An Intentional and Consistent Lent — By Fr. Rich, O.P.

FrRichWebIt’s time for the age old question, “What am I giving up for Lent?” As Lent is a season of penitential practice, it can be a legitimate question. I’ve some suggestions for your consideration.

Why not give up the randomness of your prayer life, and chose to be intentional about how you pray? Commit to a consistent time for personal prayer, even arrange a place in which you can be prayerful; a comfortable chair, a Bible, candles, favorite saint, music. With a committed time and space, the idea of regular prayer is an attainable practice for Lent. I offer to you that a prayer life grounded in this manner will bring into your life the positive presence of serenity and grace and a closer relationship with God. A prayer life that is consistent and intentional is the best defense against the stresses and strains of daily life. It is a source of grace and reminds us that we are always enfolded in God’s love.

Why not give up being concerned with the size of our treasure? A second penitential theme for Lent is almsgiving. Making a decision to support one of the many programs that rely on gifts for their existence requires thoughtful, prayerful consideration. Starting with Ash Wednesday, in the Gathering Space, there will be options. They include raising funds for organic fertilizer and pesticides for vegetable gardens at our sister parish in El Salvador, which is a part of our Lenten project. There will be others. Any of the options that you choose to exercise will result in the King’s reply in Matthew’s Gospel, “Truly I tell you, whatever you did for one of the least of these brothers and sisters of mine, you did for me.”

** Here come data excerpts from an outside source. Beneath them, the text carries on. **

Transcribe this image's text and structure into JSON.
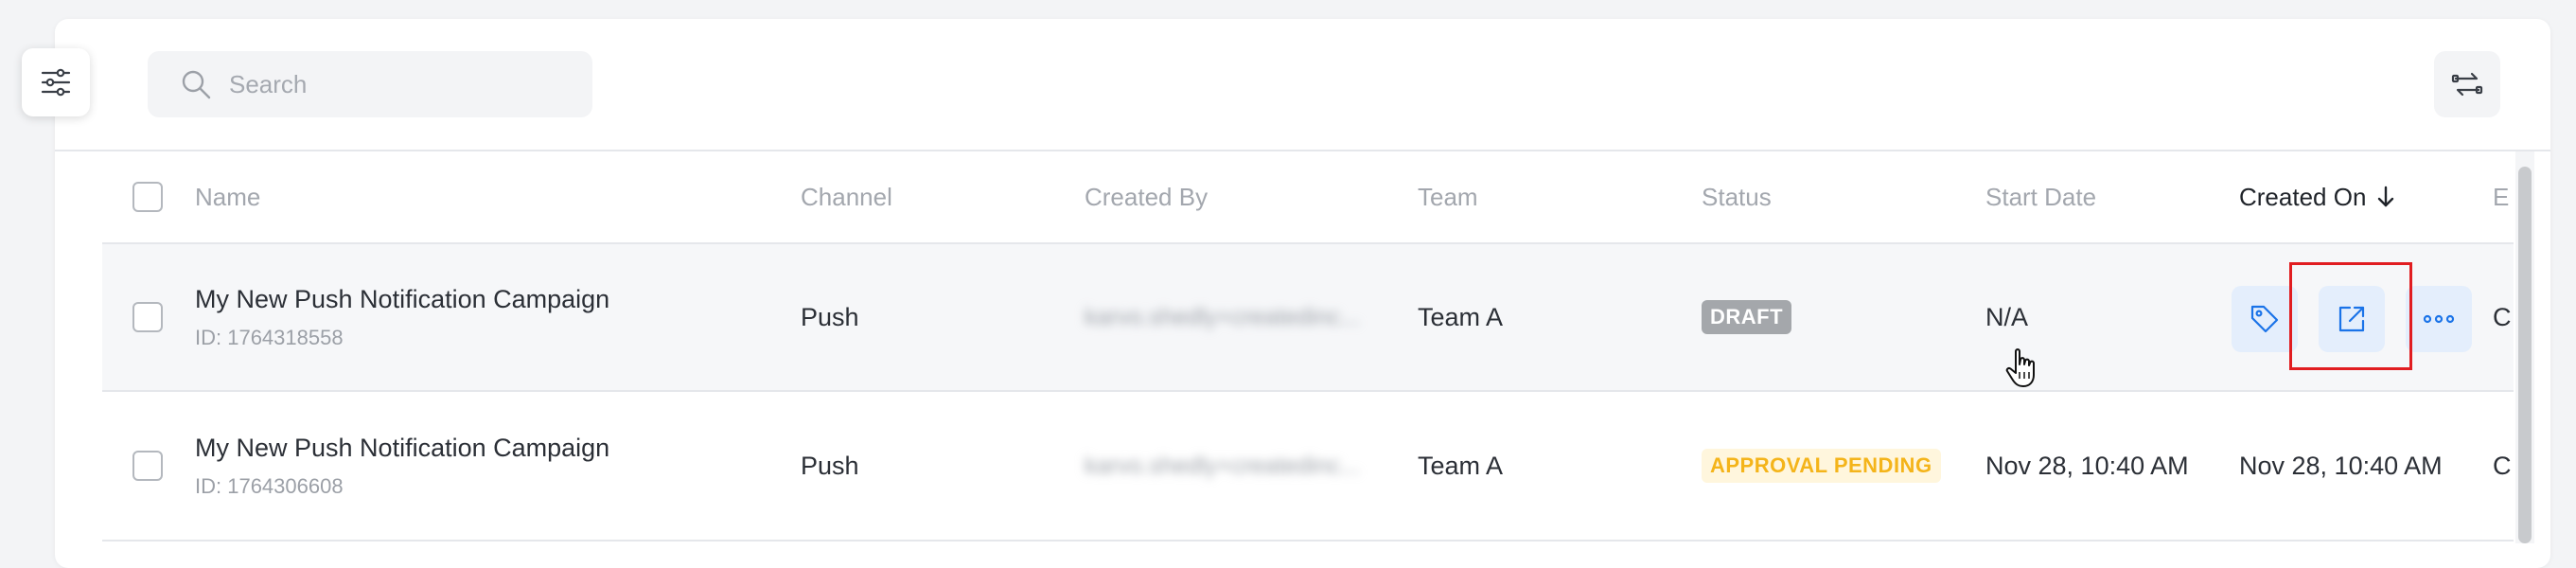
{
  "toolbar": {
    "search_placeholder": "Search",
    "filter_icon": "sliders-icon",
    "swap_icon": "swap-arrows-icon"
  },
  "table": {
    "columns": [
      "Name",
      "Channel",
      "Created By",
      "Team",
      "Status",
      "Start Date",
      "Created On",
      "E"
    ],
    "sort_column": "Created On",
    "sort_direction": "descending",
    "rows": [
      {
        "name": "My New Push Notification Campaign",
        "id": "ID: 1764318558",
        "channel": "Push",
        "created_by": "karvo.shedly+createdinc...",
        "team": "Team A",
        "status": "DRAFT",
        "start_date": "N/A",
        "overflow": "C"
      },
      {
        "name": "My New Push Notification Campaign",
        "id": "ID: 1764306608",
        "channel": "Push",
        "created_by": "karvo.shedly+createdinc...",
        "team": "Team A",
        "status": "APPROVAL PENDING",
        "start_date": "Nov 28, 10:40 AM",
        "created_on": "Nov 28, 10:40 AM",
        "overflow": "C"
      }
    ]
  },
  "colors": {
    "accent": "#1a73e8",
    "action_bg": "#e4eefc",
    "highlight": "#e11d21",
    "draft_badge": "#a4a7ab",
    "pending_text": "#f4b41a"
  }
}
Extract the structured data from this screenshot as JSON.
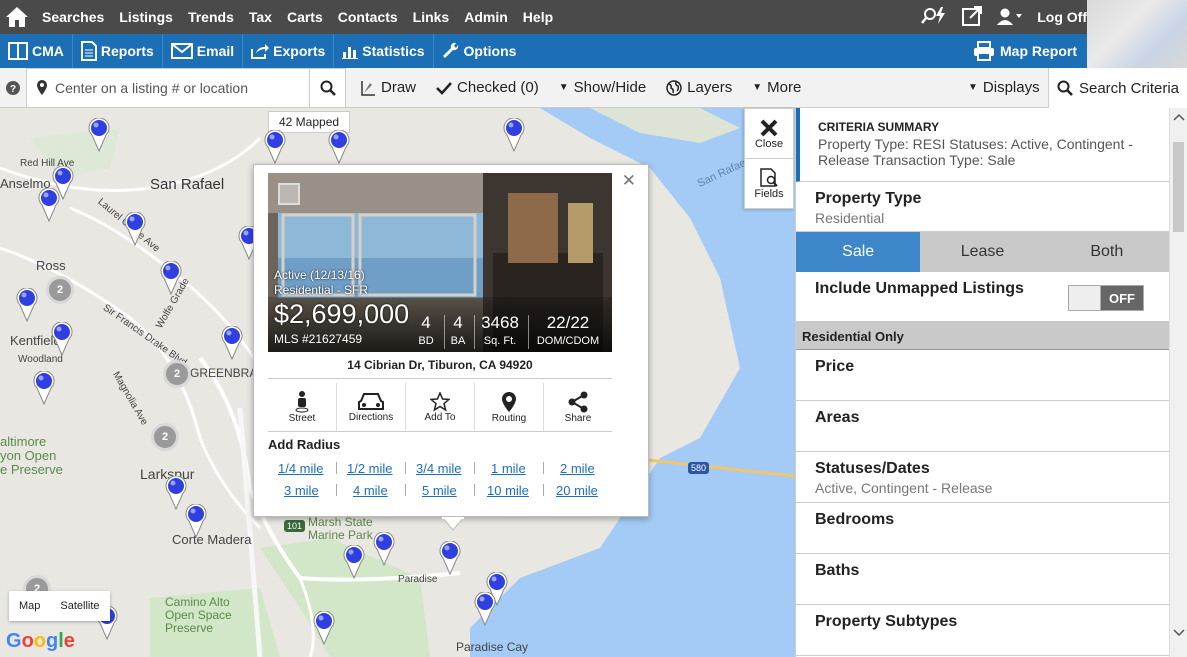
{
  "topnav": {
    "items": [
      "Searches",
      "Listings",
      "Trends",
      "Tax",
      "Carts",
      "Contacts",
      "Links",
      "Admin",
      "Help"
    ],
    "logoff": "Log Off"
  },
  "subnav": {
    "items": [
      "CMA",
      "Reports",
      "Email",
      "Exports",
      "Statistics",
      "Options"
    ],
    "map_report": "Map Report"
  },
  "toolbar": {
    "search_placeholder": "Center on a listing # or location",
    "draw": "Draw",
    "checked": "Checked (0)",
    "showhide": "Show/Hide",
    "layers": "Layers",
    "more": "More",
    "displays": "Displays",
    "search_criteria": "Search Criteria"
  },
  "map": {
    "mapped": "42 Mapped",
    "labels": [
      "San Rafael",
      "Red Hill Ave",
      "Anselmo",
      "Ross",
      "Kentfield",
      "Woodland",
      "Laurel Grove Ave",
      "Sir Francis Drake Blvd",
      "Wolfe Grade",
      "Magnolia Ave",
      "GREENBRAE",
      "Larkspur",
      "altimore",
      "yon Open",
      "e Preserve",
      "Corte Madera",
      "Marsh State",
      "Marine Park",
      "Paradise",
      "Camino Alto",
      "Open Space",
      "Preserve",
      "Paradise Cay",
      "San Rafael Br",
      "101",
      "580"
    ],
    "clusters": [
      "2",
      "2",
      "2",
      "2"
    ],
    "type_map": "Map",
    "type_satellite": "Satellite",
    "google": "Google",
    "colors": {
      "pin": "#2f3fe0",
      "water": "#a3cbf5",
      "land": "#e9e7e2"
    }
  },
  "popup": {
    "status": "Active  (12/13/16)",
    "ptype": "Residential - SFR",
    "price": "$2,699,000",
    "mls": "MLS #21627459",
    "beds": "4",
    "beds_label": "BD",
    "baths": "4",
    "baths_label": "BA",
    "sqft": "3468",
    "sqft_label": "Sq. Ft.",
    "dom": "22/22",
    "dom_label": "DOM/CDOM",
    "address": "14 Cibrian Dr, Tiburon, CA 94920",
    "actions": [
      "Street",
      "Directions",
      "Add To",
      "Routing",
      "Share"
    ],
    "radius_title": "Add Radius",
    "radius": [
      "1/4 mile",
      "1/2 mile",
      "3/4 mile",
      "1 mile",
      "2 mile",
      "3 mile",
      "4 mile",
      "5 mile",
      "10 mile",
      "20 mile"
    ]
  },
  "controls": {
    "close": "Close",
    "fields": "Fields"
  },
  "criteria": {
    "summary_title": "CRITERIA SUMMARY",
    "summary_text": "Property Type: RESI    Statuses: Active, Contingent - Release    Transaction Type: Sale",
    "property_type": "Property Type",
    "property_type_value": "Residential",
    "seg": [
      "Sale",
      "Lease",
      "Both"
    ],
    "unmapped": "Include Unmapped Listings",
    "toggle": "OFF",
    "residential_only": "Residential Only",
    "price": "Price",
    "areas": "Areas",
    "statuses": "Statuses/Dates",
    "statuses_value": "Active, Contingent - Release",
    "bedrooms": "Bedrooms",
    "baths": "Baths",
    "subtypes": "Property Subtypes"
  }
}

Why not give up some of the time we spend indulging ourselves in _________ (fill in the blank)? For me the most challenging of the Lenten practices is fasting. Perhaps because it requires more discipline than I possess. One way to support our discipline is through a commitment to set attainable, short-term goals. And quite frankly, sometimes the “day at a time” approach can be best. The interesting thing about fasting from something that absorbs our time is that we have time to dedicate to our prayer life perhaps, or another aspect of our emotional, physical, mental life that we’ve been neglecting.

So there you have it; the three Lenten disciplines — prayer, fasting, almsgiving. When we engage them with intentional and consistent energy, we run the risk of experiencing a Lent that truly challenges us to prepare ourselves for the Son rise of Easter. We run the risk of giving up old habits or routines that interfere with the grace that Jesus died to surround us with. We run the risk of beginning to live as a Child of God grounded in the Gospel message of love. We run the risk of living more fully for Jesus, our brother and redeemer.

Opportunities in the Gathering Space that we can engage; spiritual reading made available for us, either as individuals or in small groups; perhaps one of the first things that we need to decide to give up is compliancy. Perhaps there is another question that we can ask.

I offer this for your consideration, “What are you giving for Lent?”